Timmerman previously helped the university create one of the first entirely online MBA programs in the nation. He is teaching Organizational Leadership and approaches the industry-focused program in basically the same way as his usual online MBA course. He delivers the same content, same lectures, same tests. The difference is they meet once a month in person and he uses that time to prepare students for examinations.
“I review the material and answer sample questions,” said Timmerman. “I think seeing them once a month, on Saturday, and spending three to four hours with them gives me a connection I don’t have with the online program.
“The advantage of this program is those connections that you don’t get with the online program and the relationships that are harder to develop online, even though it’s only once a month for three months, there are still better and deeper connections with the way we are doing the industry-immersed program.”
Ballou teaches healthcare analytics. She has created a project-based course and is teaching the course in something of a novel way.
Using a dataset provided by Blue Cross Blue Shield of Tennessee with the identifiers removed, the class is doing analytics involving which clients will respond to wellness campaigns, in terms of once they’ve been notified – and they can be notified in a number of ways, through emails, direct mail, etc., or through phone calls – that they have a gap in care that they need to close. This means that they need to go to the doctor and have some test run or procedure performed and whether they actually follow through on that need.
Ballou put the classes into groups of four or three with the MBA student managing undergrads in a technical team. She stressed that as managers of a technical team, they need to understand what their technicians are doing. As a result, they are learning the techniques of data cleaning, explanatory modeling and predictive modeling, which is machine learning. The class is going through all the steps a data scientist would over the course of the semester.
“I think it has worked better than it could ever have worked with the regular completely online MBA because these MBAs know each other so well,” Ballou said. “Because they’ve taken every course together and because I know that every single one of them is some kind of healthcare expert, they can really provide the understanding of the healthcare field to the undergrads that they are lacking.”

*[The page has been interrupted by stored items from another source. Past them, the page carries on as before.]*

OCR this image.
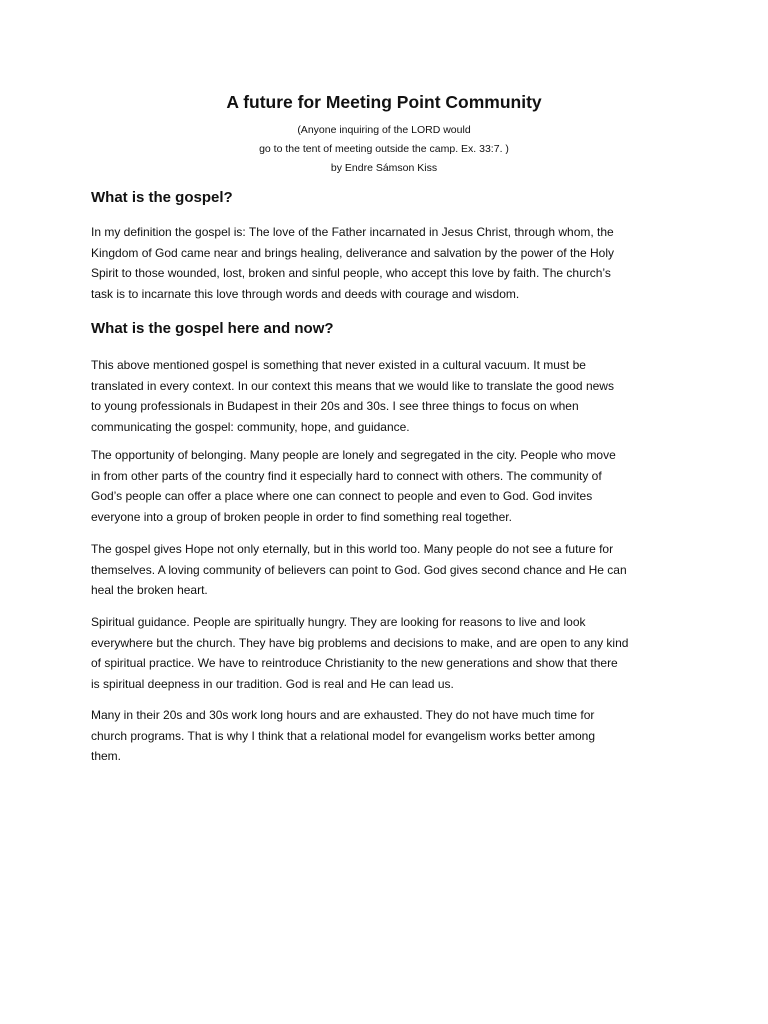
A future for Meeting Point Community
(Anyone inquiring of the LORD would
go to the tent of meeting outside the camp. Ex. 33:7. )
by Endre Sámson Kiss
What is the gospel?
In my definition the gospel is: The love of the Father incarnated in Jesus Christ, through whom, the
Kingdom of God came near and brings healing, deliverance and salvation by the power of the Holy
Spirit to those wounded, lost, broken and sinful people, who accept this love by faith. The church’s
task is to incarnate this love through words and deeds with courage and wisdom.
What is the gospel here and now?
This above mentioned gospel is something that never existed in a cultural vacuum. It must be
translated in every context. In our context this means that we would like to translate the good news
to young professionals in Budapest in their 20s and 30s. I see three things to focus on when
communicating the gospel: community, hope, and guidance.
The opportunity of belonging. Many people are lonely and segregated in the city. People who move
in from other parts of the country find it especially hard to connect with others. The community of
God’s people can offer a place where one can connect to people and even to God. God invites
everyone into a group of broken people in order to find something real together.
The gospel gives Hope not only eternally, but in this world too. Many people do not see a future for
themselves. A loving community of believers can point to God. God gives second chance and He can
heal the broken heart.
Spiritual guidance. People are spiritually hungry. They are looking for reasons to live and look
everywhere but the church. They have big problems and decisions to make, and are open to any kind
of spiritual practice. We have to reintroduce Christianity to the new generations and show that there
is spiritual deepness in our tradition. God is real and He can lead us.
Many in their 20s and 30s work long hours and are exhausted. They do not have much time for
church programs. That is why I think that a relational model for evangelism works better among
them.
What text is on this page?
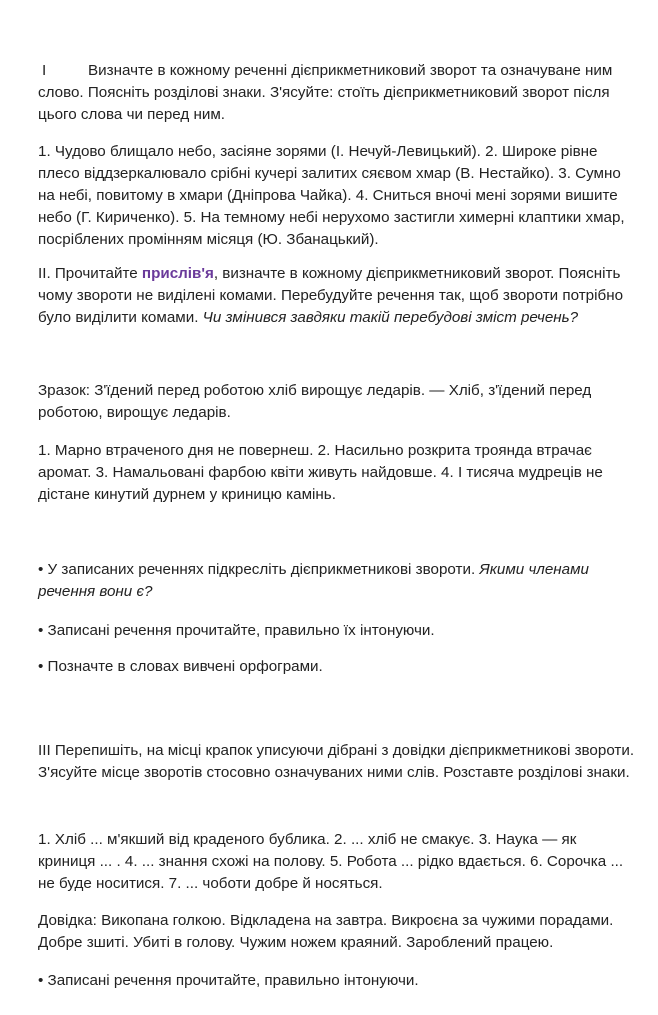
I	Визначте в кожному реченні дієприкметниковий зворот та означуване ним
слово. Поясніть розділові знаки. З'ясуйте: стоїть дієприкметниковий зворот після
цього слова чи перед ним.
1. Чудово блищало небо, засіяне зорями (І. Нечуй-Левицький). 2. Широке рівне
плесо віддзеркалювало срібні кучері залитих сяєвом хмар (В. Нестайко). 3. Сумно
на небі, повитому в хмари (Дніпрова Чайка). 4. Сниться вночі мені зорями вишите
небо (Г. Кириченко). 5. На темному небі нерухомо застигли химерні клаптики хмар,
посріблених промінням місяця (Ю. Збанацький).
ІІ. Прочитайте прислів'я, визначте в кожному дієприкметниковий зворот. Поясніть
чому звороти не виділені комами. Перебудуйте речення так, щоб звороти потрібно
було виділити комами. Чи змінився завдяки такій перебудові зміст речень?
Зразок: З'їдений перед роботою хліб вирощує ледарів. — Хліб, з'їдений перед
роботою, вирощує ледарів.
1. Марно втраченого дня не повернеш. 2. Насильно розкрита троянда втрачає
аромат. 3. Намальовані фарбою квіти живуть найдовше. 4. І тисяча мудреців не
дістане кинутий дурнем у криницю камінь.
• У записаних реченнях підкресліть дієприкметникові звороти. Якими членами
речення вони є?
• Записані речення прочитайте, правильно їх інтонуючи.
• Позначте в словах вивчені орфограми.
ІІІ Перепишіть, на місці крапок уписуючи дібрані з довідки дієприкметникові звороти.
З'ясуйте місце зворотів стосовно означуваних ними слів. Розставте розділові знаки.
1. Хліб ... м'якший від краденого бублика. 2. ... хліб не смакує. 3. Наука — як
криниця ... . 4. ... знання схожі на полову. 5. Робота ... рідко вдається. 6. Сорочка ...
не буде носитися. 7. ... чоботи добре й носяться.
Довідка: Викопана голкою. Відкладена на завтра. Викроєна за чужими порадами.
Добре зшиті. Убиті в голову. Чужим ножем краяний. Зароблений працею.
• Записані речення прочитайте, правильно інтонуючи.
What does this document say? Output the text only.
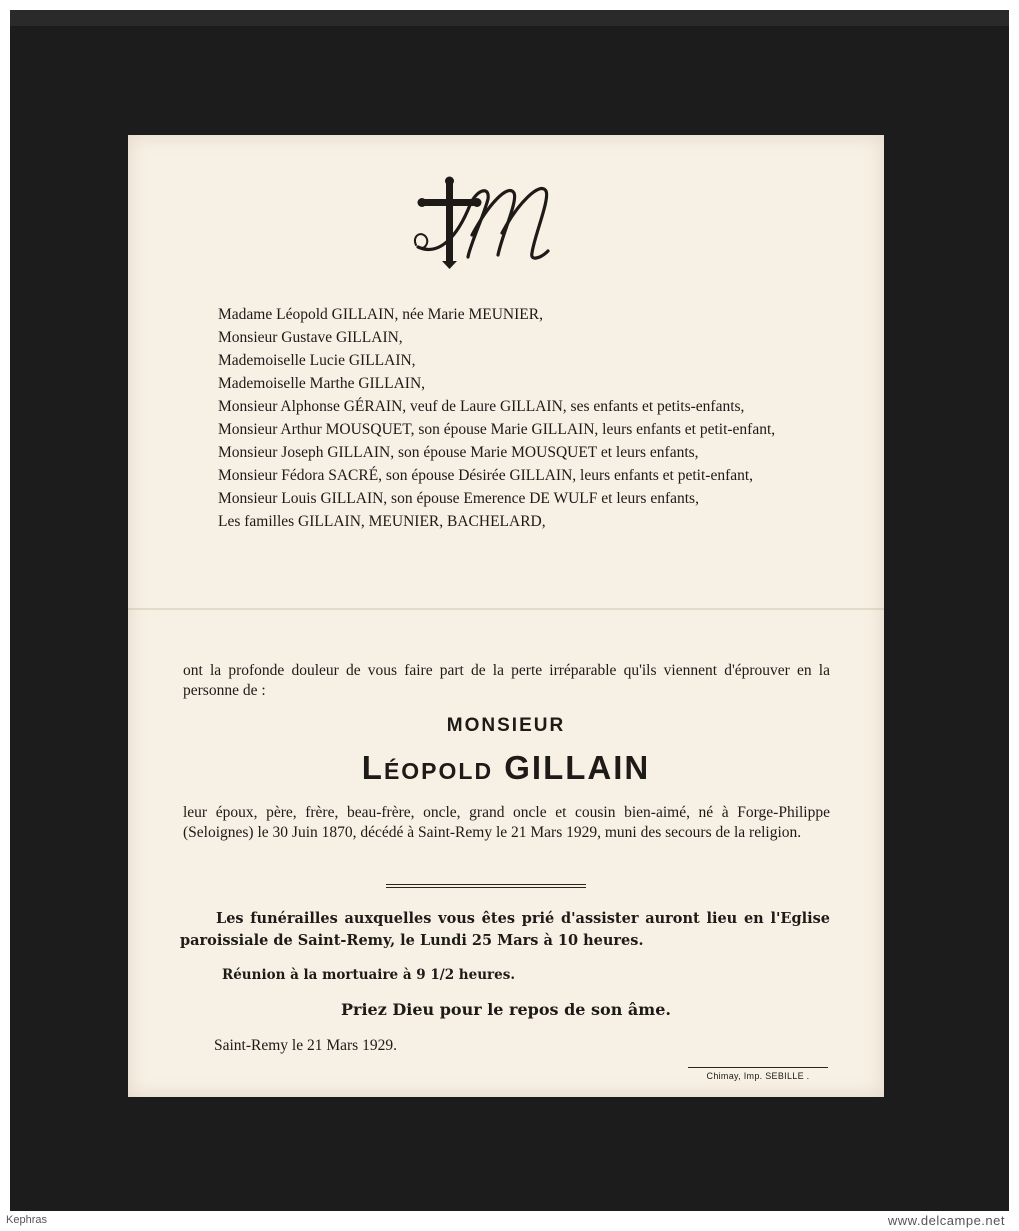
Madame Léopold GILLAIN, née Marie MEUNIER,
Monsieur Gustave GILLAIN,
Mademoiselle Lucie GILLAIN,
Mademoiselle Marthe GILLAIN,
Monsieur Alphonse GÉRAIN, veuf de Laure GILLAIN, ses enfants et petits-enfants,
Monsieur Arthur MOUSQUET, son épouse Marie GILLAIN, leurs enfants et petit-enfant,
Monsieur Joseph GILLAIN, son épouse Marie MOUSQUET et leurs enfants,
Monsieur Fédora SACRÉ, son épouse Désirée GILLAIN, leurs enfants et petit-enfant,
Monsieur Louis GILLAIN, son épouse Emerence DE WULF et leurs enfants,
Les familles GILLAIN, MEUNIER, BACHELARD,
ont la profonde douleur de vous faire part de la perte irréparable qu'ils viennent d'éprouver en la personne de :
MONSIEUR
Léopold GILLAIN
leur époux, père, frère, beau-frère, oncle, grand oncle et cousin bien-aimé, né à Forge-Philippe (Seloignes) le 30 Juin 1870, décédé à Saint-Remy le 21 Mars 1929, muni des secours de la religion.
Les funérailles auxquelles vous êtes prié d'assister auront lieu en l'Eglise paroissiale de Saint-Remy, le Lundi 25 Mars à 10 heures.
Réunion à la mortuaire à 9 1/2 heures.
Priez Dieu pour le repos de son âme.
Saint-Remy le 21 Mars 1929.
Chimay, Imp. SEBILLE .
Kephras	www.delcampe.net
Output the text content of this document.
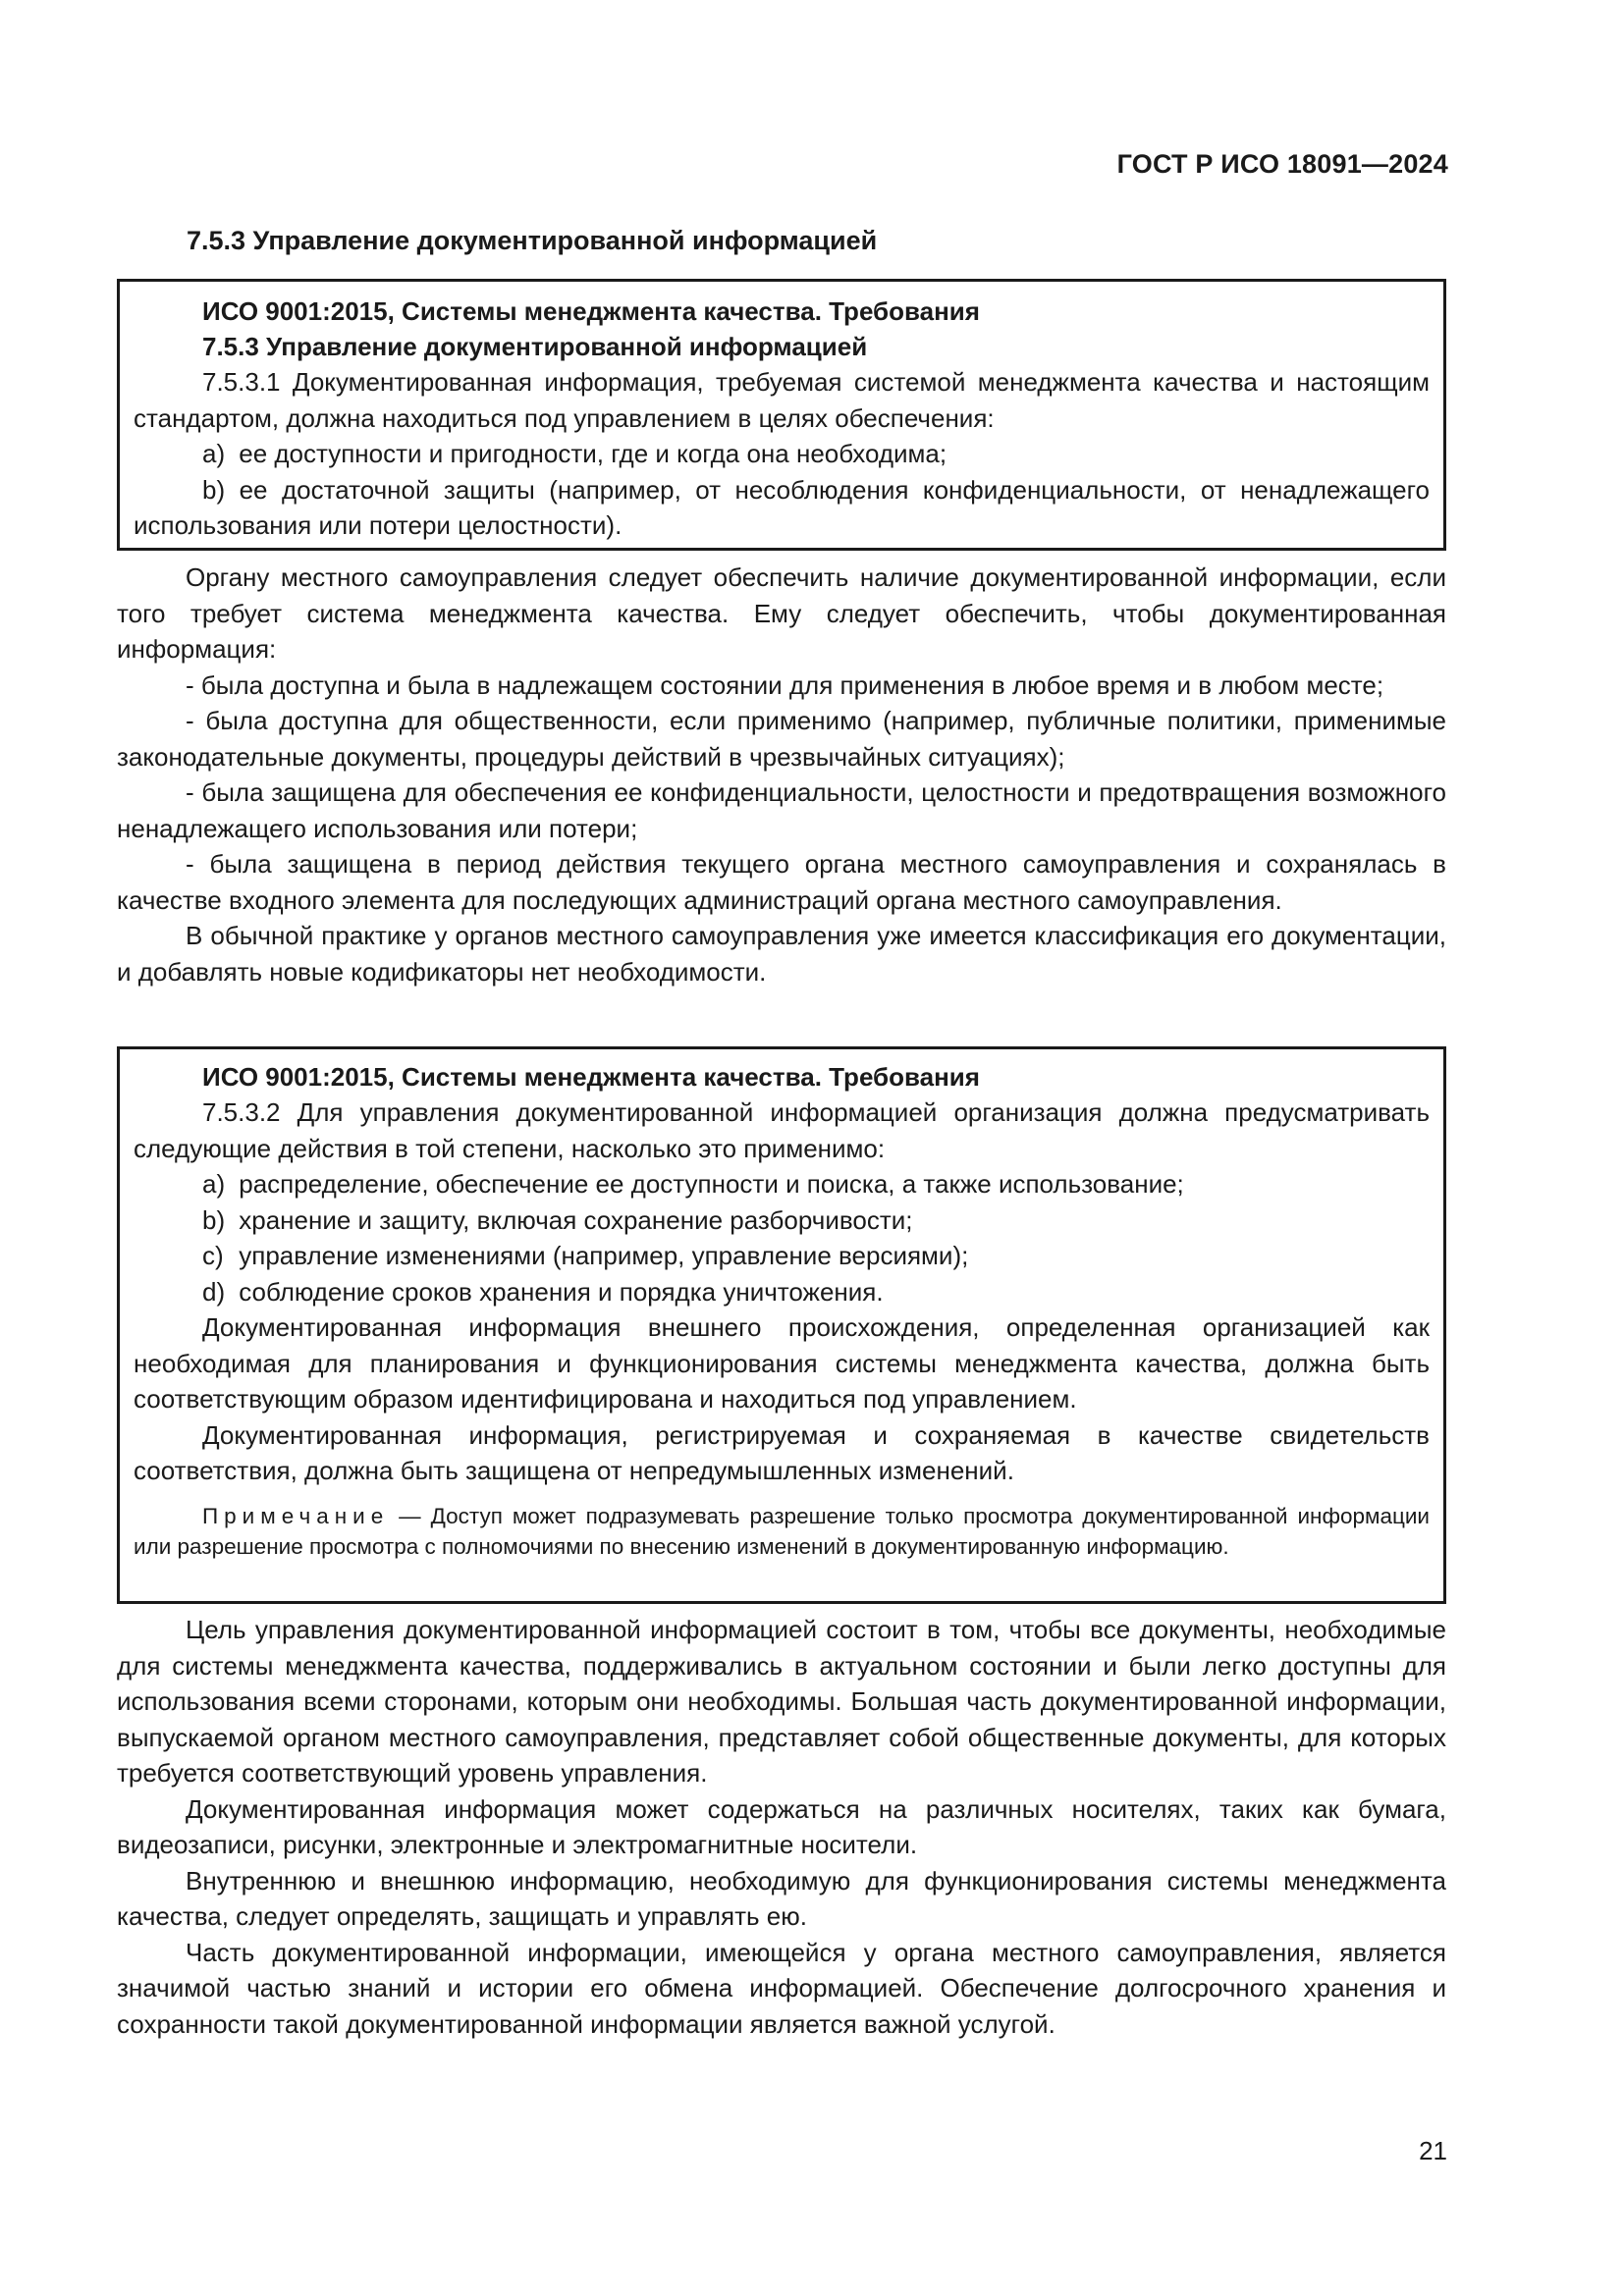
ГОСТ Р ИСО 18091—2024
7.5.3 Управление документированной информацией
ИСО 9001:2015, Системы менеджмента качества. Требования
7.5.3 Управление документированной информацией

7.5.3.1 Документированная информация, требуемая системой менеджмента качества и настоящим стандартом, должна находиться под управлением в целях обеспечения:

a) ее доступности и пригодности, где и когда она необходима;

b) ее достаточной защиты (например, от несоблюдения конфиденциальности, от ненадлежащего использования или потери целостности).

Органу местного самоуправления следует обеспечить наличие документированной информации, если того требует система менеджмента качества. Ему следует обеспечить, чтобы документированная информация:

- была доступна и была в надлежащем состоянии для применения в любое время и в любом месте;

- была доступна для общественности, если применимо (например, публичные политики, применимые законодательные документы, процедуры действий в чрезвычайных ситуациях);

- была защищена для обеспечения ее конфиденциальности, целостности и предотвращения возможного ненадлежащего использования или потери;

- была защищена в период действия текущего органа местного самоуправления и сохранялась в качестве входного элемента для последующих администраций органа местного самоуправления.

В обычной практике у органов местного самоуправления уже имеется классификация его документации, и добавлять новые кодификаторы нет необходимости.

ИСО 9001:2015, Системы менеджмента качества. Требования

7.5.3.2 Для управления документированной информацией организация должна предусматривать следующие действия в той степени, насколько это применимо:

a) распределение, обеспечение ее доступности и поиска, а также использование;

b) хранение и защиту, включая сохранение разборчивости;

c) управление изменениями (например, управление версиями);

d) соблюдение сроков хранения и порядка уничтожения.

Документированная информация внешнего происхождения, определенная организацией как необходимая для планирования и функционирования системы менеджмента качества, должна быть соответствующим образом идентифицирована и находиться под управлением.

Документированная информация, регистрируемая и сохраняемая в качестве свидетельств соответствия, должна быть защищена от непредумышленных изменений.

Примечание — Доступ может подразумевать разрешение только просмотра документированной информации или разрешение просмотра с полномочиями по внесению изменений в документированную информацию.

Цель управления документированной информацией состоит в том, чтобы все документы, необходимые для системы менеджмента качества, поддерживались в актуальном состоянии и были легко доступны для использования всеми сторонами, которым они необходимы. Большая часть документированной информации, выпускаемой органом местного самоуправления, представляет собой общественные документы, для которых требуется соответствующий уровень управления.

Документированная информация может содержаться на различных носителях, таких как бумага, видеозаписи, рисунки, электронные и электромагнитные носители.

Внутреннюю и внешнюю информацию, необходимую для функционирования системы менеджмента качества, следует определять, защищать и управлять ею.

Часть документированной информации, имеющейся у органа местного самоуправления, является значимой частью знаний и истории его обмена информацией. Обеспечение долгосрочного хранения и сохранности такой документированной информации является важной услугой.

21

Two aspects of the program that make it extremely appealing to working professionals are the flexible pathways to admission and the relatively low cost.
Tennessee Tech gives people credit for their full profile and body of work instead of relying on GMAT or GRE scores, which are no longer required. They look at work experience, undergraduate performance, graduate level performance, and for the industry-immersed program in particular, their statement of purpose and full resume.
“There might be someone who was out of school for 10 years, has a GPA of 3.0, and has a Pharmacy degree, they don’t need a GMAT,” explained Nicewicz. “There is a matrix in place for different levels of performance. For working professionals that is huge.
“It means that somebody who is in their 40s or 50s and doesn’t want to take a standardized exam but has work experience that shows they would be an asset to the program, doesn’t get tripped up on the idea of an admissions exam.”
At $722/credit hour, the entire program is less than $22,000– an affordable number in relation to other graduate degrees.
“This isn’t a healthcare MBA, it’s a traditional MBA,” Nicewicz concluded. “Broader is better. People aren’t staying in the same jobs for 30 years like they used to. If someone works in healthcare administration and then five years later, they don’t work in healthcare, they have a degree that doesn’t say healthcare, and it’s still applicable across the board in every industry.”
“It’s a very intensive rigorous program that is condensed into 18 months,” Payne added. “When students graduate from Tech with an MBA, and through this healthcare program, they are very well equipped to move into management positions and to take their healthcare training and move it up to the next level. That’s a big deal.”